WASHINGTON (Reuters) - U.S. retail sales rose strongly in May as Americans bought automobiles and a range of other goods, even as they paid more for gasoline, suggesting that economic growth was gaining steam despite a sharp slowdown in job creation.
Other data on Tuesday hinted at a steady build-up of inflation pressures, with import prices recording their largest increase in just over four years in May as the drag from a strong dollar and lower oil prices fades.
“As has been the case in the prior two years, the modest first-quarter disappointment in consumer spending now appears to be a short-lived soft patch,” said Michael Feroli, an economist at JPMorgan in New York. “This number also lends credence to the idea that the big miss on May payrolls may have been sending an overly pessimistic signal on growth.”
The Commerce Department said retail sales increased 0.5 percent last month after surging by an unrevised 1.3 percent in April. The second straight month of gains boosted sales 2.5 percent from a year ago. Excluding automobiles, gasoline, building materials and food services, retail sales rose a solid 0.4 percent last month after an upwardly revised 1.0 percent increase in April.
These so-called core retail sales correspond most closely with the consumer spending component of gross domestic product. They were previously reported to have risen 0.9 percent in April. Economists had forecast both overall retail and core sales gaining 0.3 percent last month.
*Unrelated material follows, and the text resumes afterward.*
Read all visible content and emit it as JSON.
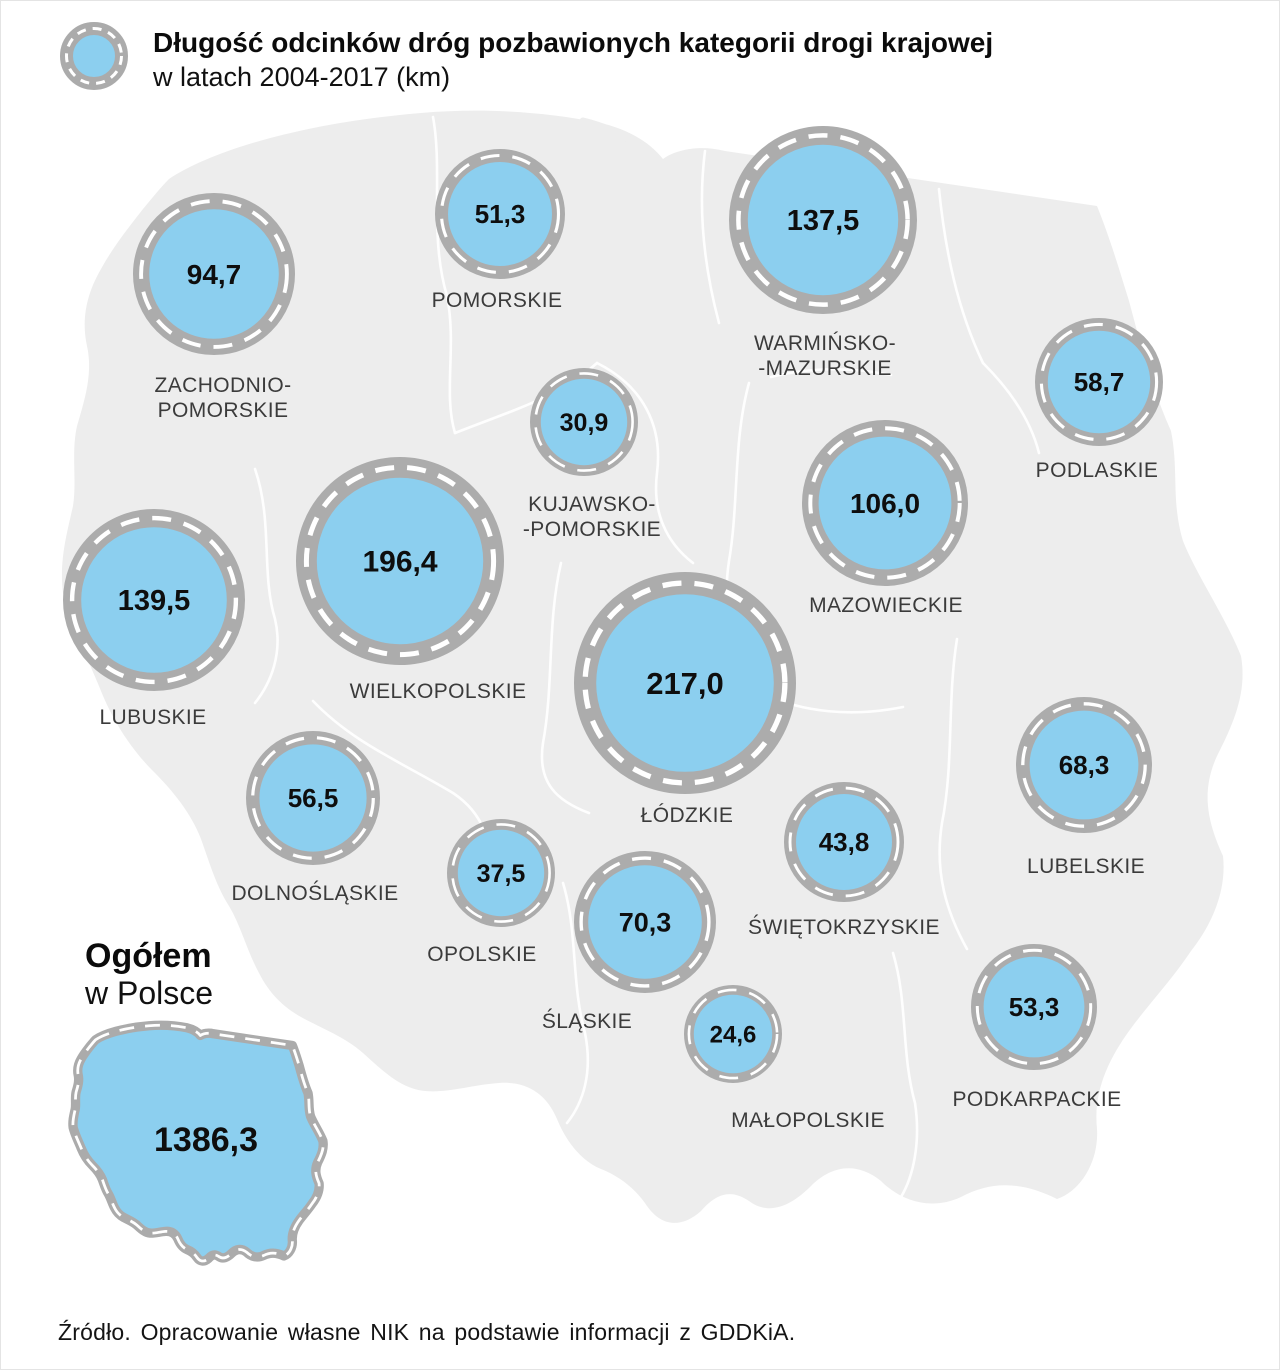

In a separate report, the Labor Department said import prices increased 1.4 percent last month, the largest rise since March 2012, after advancing 0.7 percent in April. In the 12 months through May, import prices fell 5.0 percent, the smallest decline since November 2014.
The dollar’s surge and a plunge in oil prices between June 2014 and December 2015 had dampened inflation. But with the dollar weakening 1.5 percent against the currencies of the United States’ main trading partners this year and oil prices near $50 per barrel, that drag is starting to lift.
The signs of fairly healthy domestic demand and rising imported inflation will likely be welcomed by officials at the Federal Reserve, who convene for a two-day meeting starting on Tuesday.
While May’s weak employment report has all but ruled out an interest rate increase at this meeting, the steady flow of upbeat economic reports keeps a hike in July on the table. The economy added only 38,000 jobs in May, the smallest gain since September 2010.
“This won’t spur the Fed to raise interest rates tomorrow, but it could cast a more positive tone on the statement... setting the stage for an increase in July,” said Sal Guatieri, a senior economist at BMO Capital Markets in Toronto.
The dollar rose against a basket of currencies, while U.S. stocks fell. Prices for U.S. government debt rose marginally.
STRONG CONSUMER SPENDING EYED
Economists said based on May’s broad increase in retail sales, consumer spending in the second quarter was growing between a 3 percent and 4 percent annualized rate.
As a result, the Atlanta Fed raised its second-quarter GDP growth estimate by three-tenths of a percentage point to a 2.8 percent rate. The economy grew at a 0.8 percent rate in the first quarter.
Strong sales are also helping businesses reduce an inventory overhang. While that will hurt GDP growth in the short-term, it should give businesses room to order more goods from factories in the future and boost production.
In another report, the Commerce Department said inventories gained 0.1 percent in April after rising 0.3 percent in March.
Business sales rose 0.9 percent in April, the largest increase since February 2014, advancing for a second straight month.
Retail sales in May were buoyed by a 0.5 percent increase in auto sales. Receipts at service stations increased 2.1 percent, reflecting recent increases in gasoline prices.
Americans also bought clothing and spent on online purchases. They boosted discretionary spending, splurging on sporting goods and hobbies, frequenting restaurants and bars, and buying electronics and appliances.
But households cut back on purchases of building materials and garden equipment, as well as furniture.